Ongoing Tensions in the Two Sudans

Report
from US Institute of Peace
Published on 29 Mar 2012 View Original

USIP’s Jon Temin discusses the recent clashes and ongoing tensions between South Sudan and Sudan – and what can be done to prevent more violence.

Q: The armies of Sudan and South Sudan have directly engaged one another in recent days, with Sudanese military aircraft flying over South Sudan and with South Sudanese troops entering Sudan. What does this mean? Is another war starting between the North and the South?

Tensions between Sudan and South Sudan are at their highest point since the south seceded in July 2011. Even so, a return to full-scale war, along the lines of the hugely destructive two civil wars, seems unlikely. Both countries face very difficult economic circumstances, exacerbated by the shutdown of South Sudanese oil production in January.
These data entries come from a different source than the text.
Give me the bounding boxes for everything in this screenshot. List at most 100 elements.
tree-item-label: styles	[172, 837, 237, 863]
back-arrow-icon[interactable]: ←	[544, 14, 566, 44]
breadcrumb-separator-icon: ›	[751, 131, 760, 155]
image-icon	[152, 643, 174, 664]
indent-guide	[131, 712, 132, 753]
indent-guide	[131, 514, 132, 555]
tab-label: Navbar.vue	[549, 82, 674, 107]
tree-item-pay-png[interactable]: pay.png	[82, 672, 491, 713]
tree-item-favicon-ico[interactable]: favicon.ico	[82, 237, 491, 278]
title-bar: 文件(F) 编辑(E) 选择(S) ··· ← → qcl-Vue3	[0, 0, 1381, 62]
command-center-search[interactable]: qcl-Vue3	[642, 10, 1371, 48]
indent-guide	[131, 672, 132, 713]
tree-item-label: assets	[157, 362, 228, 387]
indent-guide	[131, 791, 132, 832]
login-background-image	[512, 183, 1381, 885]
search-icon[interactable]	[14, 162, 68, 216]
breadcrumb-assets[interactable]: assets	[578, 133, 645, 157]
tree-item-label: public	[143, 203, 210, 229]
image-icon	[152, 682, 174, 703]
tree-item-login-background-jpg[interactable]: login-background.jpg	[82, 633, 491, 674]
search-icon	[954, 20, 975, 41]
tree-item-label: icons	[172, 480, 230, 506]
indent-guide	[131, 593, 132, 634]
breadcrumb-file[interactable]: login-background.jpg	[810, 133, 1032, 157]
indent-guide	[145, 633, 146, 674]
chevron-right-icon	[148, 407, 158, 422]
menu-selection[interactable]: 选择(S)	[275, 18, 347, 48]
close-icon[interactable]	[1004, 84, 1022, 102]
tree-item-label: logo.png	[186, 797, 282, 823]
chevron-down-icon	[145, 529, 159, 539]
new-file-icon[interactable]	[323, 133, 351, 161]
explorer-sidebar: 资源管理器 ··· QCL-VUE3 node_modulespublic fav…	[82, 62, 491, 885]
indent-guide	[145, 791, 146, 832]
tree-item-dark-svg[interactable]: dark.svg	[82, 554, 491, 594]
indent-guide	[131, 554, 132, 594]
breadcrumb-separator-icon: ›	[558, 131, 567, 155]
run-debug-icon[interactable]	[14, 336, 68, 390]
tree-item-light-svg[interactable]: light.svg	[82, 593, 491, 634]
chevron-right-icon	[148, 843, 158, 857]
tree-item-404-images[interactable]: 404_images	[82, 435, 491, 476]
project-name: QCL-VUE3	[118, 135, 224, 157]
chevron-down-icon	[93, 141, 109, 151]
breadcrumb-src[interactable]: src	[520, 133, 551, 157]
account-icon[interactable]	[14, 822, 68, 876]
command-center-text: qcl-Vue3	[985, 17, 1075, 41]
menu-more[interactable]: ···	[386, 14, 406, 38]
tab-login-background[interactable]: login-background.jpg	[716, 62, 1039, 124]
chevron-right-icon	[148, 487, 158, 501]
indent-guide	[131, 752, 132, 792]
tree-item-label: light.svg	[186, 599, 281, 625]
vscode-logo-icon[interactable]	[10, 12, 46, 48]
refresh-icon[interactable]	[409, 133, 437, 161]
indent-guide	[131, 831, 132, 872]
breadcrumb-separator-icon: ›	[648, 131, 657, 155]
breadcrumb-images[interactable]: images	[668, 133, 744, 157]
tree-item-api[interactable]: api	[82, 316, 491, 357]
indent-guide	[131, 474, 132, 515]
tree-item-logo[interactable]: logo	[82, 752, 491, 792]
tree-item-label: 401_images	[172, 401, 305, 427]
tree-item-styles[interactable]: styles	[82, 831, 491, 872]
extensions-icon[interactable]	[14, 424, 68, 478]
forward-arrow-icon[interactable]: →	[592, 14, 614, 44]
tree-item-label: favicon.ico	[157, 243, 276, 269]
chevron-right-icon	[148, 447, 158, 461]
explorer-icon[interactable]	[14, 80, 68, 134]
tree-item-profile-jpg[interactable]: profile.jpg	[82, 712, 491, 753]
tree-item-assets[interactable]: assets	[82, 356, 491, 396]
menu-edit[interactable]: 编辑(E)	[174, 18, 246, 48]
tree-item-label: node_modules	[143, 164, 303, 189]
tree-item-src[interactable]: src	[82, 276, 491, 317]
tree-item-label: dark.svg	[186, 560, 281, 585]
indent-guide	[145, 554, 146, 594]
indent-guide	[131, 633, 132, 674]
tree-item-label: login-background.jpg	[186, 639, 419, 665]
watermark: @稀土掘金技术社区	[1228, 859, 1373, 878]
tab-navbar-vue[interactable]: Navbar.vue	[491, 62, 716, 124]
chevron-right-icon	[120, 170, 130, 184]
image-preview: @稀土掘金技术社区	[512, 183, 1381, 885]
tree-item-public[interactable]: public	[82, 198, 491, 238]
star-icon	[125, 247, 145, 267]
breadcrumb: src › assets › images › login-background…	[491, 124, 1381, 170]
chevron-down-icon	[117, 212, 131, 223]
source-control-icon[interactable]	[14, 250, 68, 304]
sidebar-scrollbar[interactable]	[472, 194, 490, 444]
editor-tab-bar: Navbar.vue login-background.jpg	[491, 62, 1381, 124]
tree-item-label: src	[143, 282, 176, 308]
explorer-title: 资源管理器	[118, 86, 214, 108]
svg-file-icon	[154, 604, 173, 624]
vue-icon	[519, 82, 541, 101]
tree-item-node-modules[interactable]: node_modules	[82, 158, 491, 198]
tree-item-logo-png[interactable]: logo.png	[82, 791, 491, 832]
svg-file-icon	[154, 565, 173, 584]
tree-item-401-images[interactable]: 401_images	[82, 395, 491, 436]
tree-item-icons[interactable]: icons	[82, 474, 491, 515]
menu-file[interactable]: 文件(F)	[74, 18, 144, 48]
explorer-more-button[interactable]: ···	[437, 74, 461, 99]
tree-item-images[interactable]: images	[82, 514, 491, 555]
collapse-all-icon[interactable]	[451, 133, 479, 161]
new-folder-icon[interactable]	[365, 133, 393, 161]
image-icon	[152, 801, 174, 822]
The cost of war would only add to the economic hardship, limiting both governments’ service delivery and patronage and thus further agitating already frustrated populations. There seems to be little desire for a return to war among the general populations who suffered greatly during the civil wars – though whether this sentiment is shared by both countries’ leadership is a different question. In each capital there are hawks who may be inclined toward further fighting for narrow purposes.

A major question now is whether the leaders of both countries, especially President Bashir in Sudan, can resist extremist influences and pull back from the violence of the past few days. There is some evidence that is occurring, but with the two armies so close to one another (reportedly only 500 meters apart in some areas), the environment remains combustible.
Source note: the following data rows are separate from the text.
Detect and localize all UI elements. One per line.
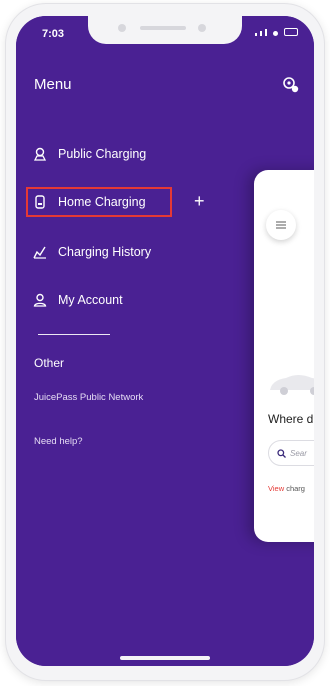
menu-item-charging-history[interactable]: Charging History	[32, 244, 151, 260]
plus-icon[interactable]: +	[194, 192, 205, 210]
charging-station-icon	[32, 146, 48, 162]
where-heading: Where d	[268, 412, 314, 426]
signal-bar	[265, 29, 267, 36]
other-heading: Other	[34, 356, 65, 370]
link-juicepass-public-network[interactable]: JuicePass Public Network	[34, 392, 143, 403]
hamburger-icon	[276, 221, 286, 229]
menu-item-my-account[interactable]: My Account	[32, 292, 123, 308]
hamburger-menu-button[interactable]	[266, 210, 296, 240]
divider	[38, 334, 110, 335]
main-screen-card[interactable]: Where d Sear View charg	[254, 170, 314, 542]
menu-item-home-charging[interactable]: Home Charging	[32, 194, 146, 210]
user-icon	[32, 292, 48, 308]
signal-bar	[260, 31, 262, 36]
view-link-accent: View	[268, 484, 285, 493]
menu-item-label: My Account	[58, 293, 123, 307]
speaker-grille	[140, 26, 186, 30]
search-input[interactable]: Sear	[268, 440, 314, 466]
view-chargers-link[interactable]: View charg	[268, 484, 305, 493]
sensor-dot	[118, 24, 126, 32]
battery-icon	[284, 28, 298, 36]
camera-dot	[198, 24, 206, 32]
menu-item-label: Home Charging	[58, 195, 146, 209]
view-link-rest: charg	[284, 484, 305, 493]
link-need-help[interactable]: Need help?	[34, 436, 83, 447]
support-icon[interactable]	[282, 76, 300, 94]
phone-frame: 7:03 Menu Public Charging Home Charging …	[6, 4, 324, 680]
status-bar: 7:03	[16, 16, 314, 52]
status-time: 7:03	[42, 28, 65, 40]
signal-icon	[255, 33, 257, 36]
home-charger-icon	[32, 194, 48, 210]
search-icon	[277, 448, 286, 458]
menu-title: Menu	[34, 76, 72, 93]
screen: 7:03 Menu Public Charging Home Charging …	[16, 16, 314, 666]
menu-item-label: Charging History	[58, 245, 152, 259]
wifi-icon	[273, 31, 278, 36]
history-chart-icon	[32, 244, 48, 260]
car-image	[270, 375, 314, 395]
status-icons	[255, 28, 298, 36]
search-placeholder: Sear	[290, 448, 307, 458]
notch	[88, 16, 242, 44]
home-indicator[interactable]	[120, 656, 210, 660]
menu-item-label: Public Charging	[58, 147, 147, 161]
menu-item-public-charging[interactable]: Public Charging	[32, 146, 146, 162]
Q: How can violence be prevented and what do your foresee happening next?

To end the continuous ebb and flow of violence that we have seen for months now – particularly around the shared border – two things need to happen.

First, Sudan and South Sudan need to conclude seemingly endless negotiations on “post-referendum arrangements,” which include oil sector management, dealing with Sudan’s debt, and the status of South Sudanese living in Sudan and vice versa. Those negotiations, facilitated by an African Union panel, have made little progress over the past year, though there was a short-lived sense of an improved negotiating atmosphere recently, which is now likely gone. Second, within Sudan the status and governance of Southern Kordofan and Blue Nile states, which border South Sudan and are currently racked by internal rebellion, must be resolved. The primary rebel movement in those two states – the Sudan People’s Liberation Movement-North – has long been linked to South Sudan, but also fights on behalf of some Sudanese (especially ethnic Nuba) who have been marginalized for decades. Until there are negotiated solutions to these two strands, a de-escalation in tensions is unlikely. Unfortunately there is little reason to believe that ongoing negotiations will reach successful conclusions any time soon, and they have surely been set back by the recent fighting.

Q: Will there be a presidential peace summit?

Sudan’s President Bashir and South Sudan’s President Kiir were scheduled to meet in Juba next week to discuss, in particular, the post-referendum arrangements, but the meeting now appears to be on hold, if not cancelled.

Expectations for the summit were high, but there was a similar meeting between the presidents in January that produced little, so there is no guarantee that the next meeting, whenever it occurs, will lead to a breakthrough. Given strong international condemnation of the recent fighting I wouldn’t be surprised if the summit is cobbled back together, though possibly to be held in Ethiopia (perceived neutral territory), not South Sudan. But whether the two presidents have the political space to make deals remains the key variable. Past agreements, including a recent, encouraging agreement on citizenship issues, have been harshly criticized by domestic constituencies, particularly in Sudan.

If the presidents and their negotiators are fearful of how any agreements will be received at home, their ability to compromise suffers, as do the chances of reaching a satisfactory outcome.